Okul sonrasında, bizim dönemimizde akademiyi bitiren, bizden 10 yaş büyük, 68 kuşağından bilinen Necati Sağır ağabeyimiz vardı. Kendisi el becerilerimizi bildiği için şantiye şefliği yaptığı firmada bizi de ince yapılarda çalışmaya davet etti. Oradaki çalışma dönemimde çok fazla şey öğrendim, şu anki sanatıma çok katkı verdi. Malzeme ve malzemeyi biçimlendirme kültürümüz orada gelişti. Bu süreçte okumalarıma da ağırlık verdim. Sergileri takip ettim fakat üretime hemen başlamadım. Daha sonra profesyonel sanat üretimine geçebildim.

Önce resim üzerinde çalıştım. Heykele ise tam olarak 2010 yılında geçtim. 2010 yılından bu yana yaptığımı ‘heykelde ironi üzerine çalışmalar’ olarak tanıtabilirim. Heykel genelde ezici, anıtsal bir sanat dalı olarak bilinir. ‘Biz bunu halkla daha çok nasıl paylaşabiliriz, halka nasıl sevdirebiliriz, daha ironik bir yaklaşım ortaya koyabilir miyiz’ diye düşündüm. Heykelde daha verimli olabileceğimi ve daha fazla boş alan olduğunu görüyordum. Bu arada heykelle kamunun çok barışık olmadığını biliyordum ki bu dönemde ayyuka çıkmış durumda. Dolayısıyla ‘heykelle insanları buluşturmak, barıştırmak nasıl olabilir’ konusuna kafa yordum. Heykel-ironi ilişkisini kurarken de Turhan Selçuk çizimlerini heykele çevirmek istedim. Çünkü orada hazır oluşmuş bir Anadolu hiciv geleneği vardı. Bunu 3’üncü boyuta aktarmak istedim. Bununla ilgili çalışmalarımız tüm zamanların ilk karikatür heykellerine dönüştü.

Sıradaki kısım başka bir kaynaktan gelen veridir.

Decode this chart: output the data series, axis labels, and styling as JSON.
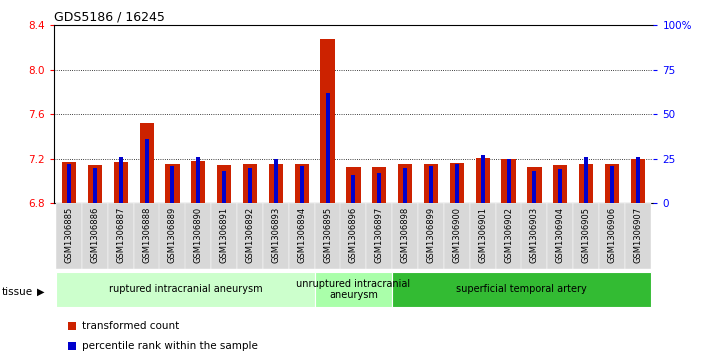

‘ÇOĞU SANATÇININ KADERİ YOKLUKTUR’

Sanatçıların yaşadığı zorluklar, baskılar her dönem dile getirilir ki bu heykel sanatında daha yoğun. Plastik sanatlarla uğraşan sanatçıların günümüzde hem ekonomik olarak hem de uğradıkları baskı olarak ne durumda olduğunu düşünüyorsunuz?

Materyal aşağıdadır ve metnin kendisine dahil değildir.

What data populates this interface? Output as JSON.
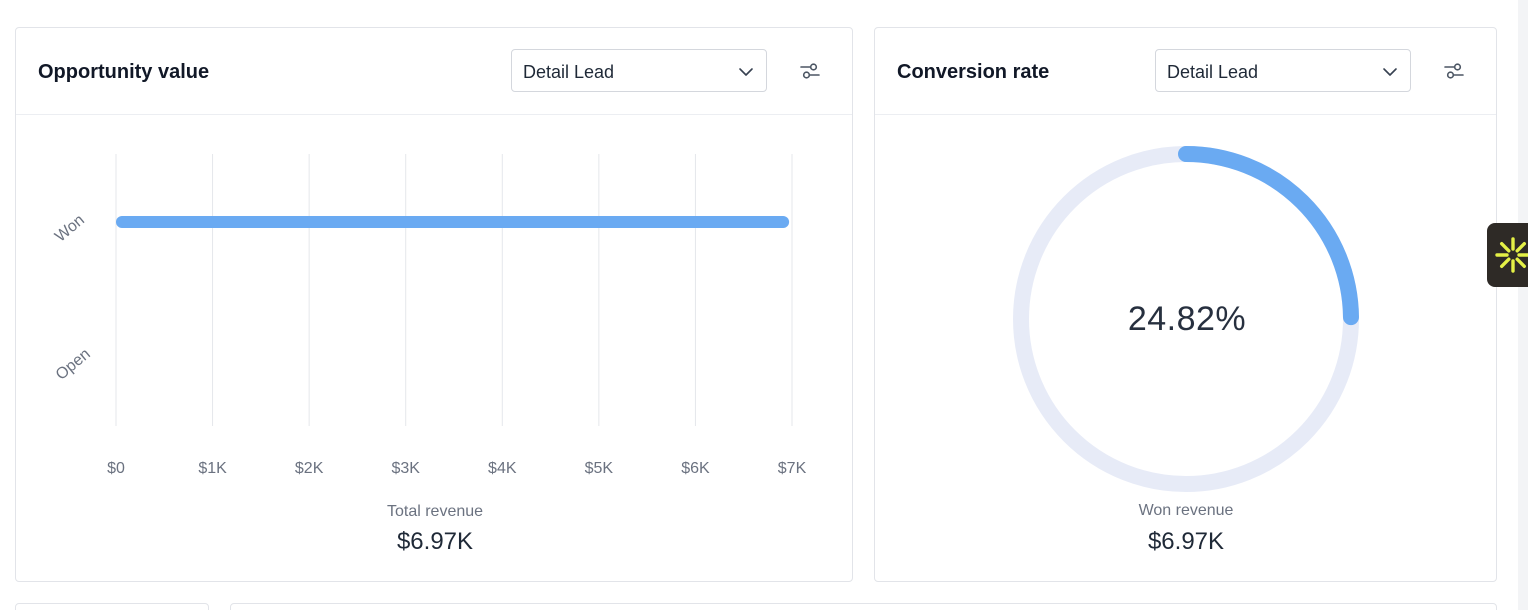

Sanatçıların yaşadığı zorluklar hep dillendirilir fakat bu sadece Türkiye’ye özgü bir durum değil. Avrupa’da da kamu-sanatçı ilişkisini biliyoruz. Orada da aynı durum farklı biçimlerde yaşanıyor ama zorluk katsayısı Türkiye’de daha üst düzeyde. Avrupa’da 1800-1900’lü yıllarda bizim akademik eğitimde usta olarak bildiğimiz sanatçılardan Van Gogh’dan Egon Schiele’ye kadar ciddi bir bölümü sanatlarını açlık koşullarında ürettiler. ‘Devlet arkalarındaydı, el bebek gül bebek ürettiler’ gibi bir durum yoktu. İçerisinde açlıktan ölenler, intihar edenler, tımarhaneye kapatılanlar ve açlığa bağlı hastalıklardan ölenlerden liste oluştursak sayfalar doldururuz. Batı’da genellikle ölümünün ardından eserlerinin el değiştirerek ticari bir meta haline dönüşümünden sonra sanatçıya değer verildiği izlenimi yaratılır. Aslında değer verilen sanatçıların ticari meta haline dönüşen eserleridir.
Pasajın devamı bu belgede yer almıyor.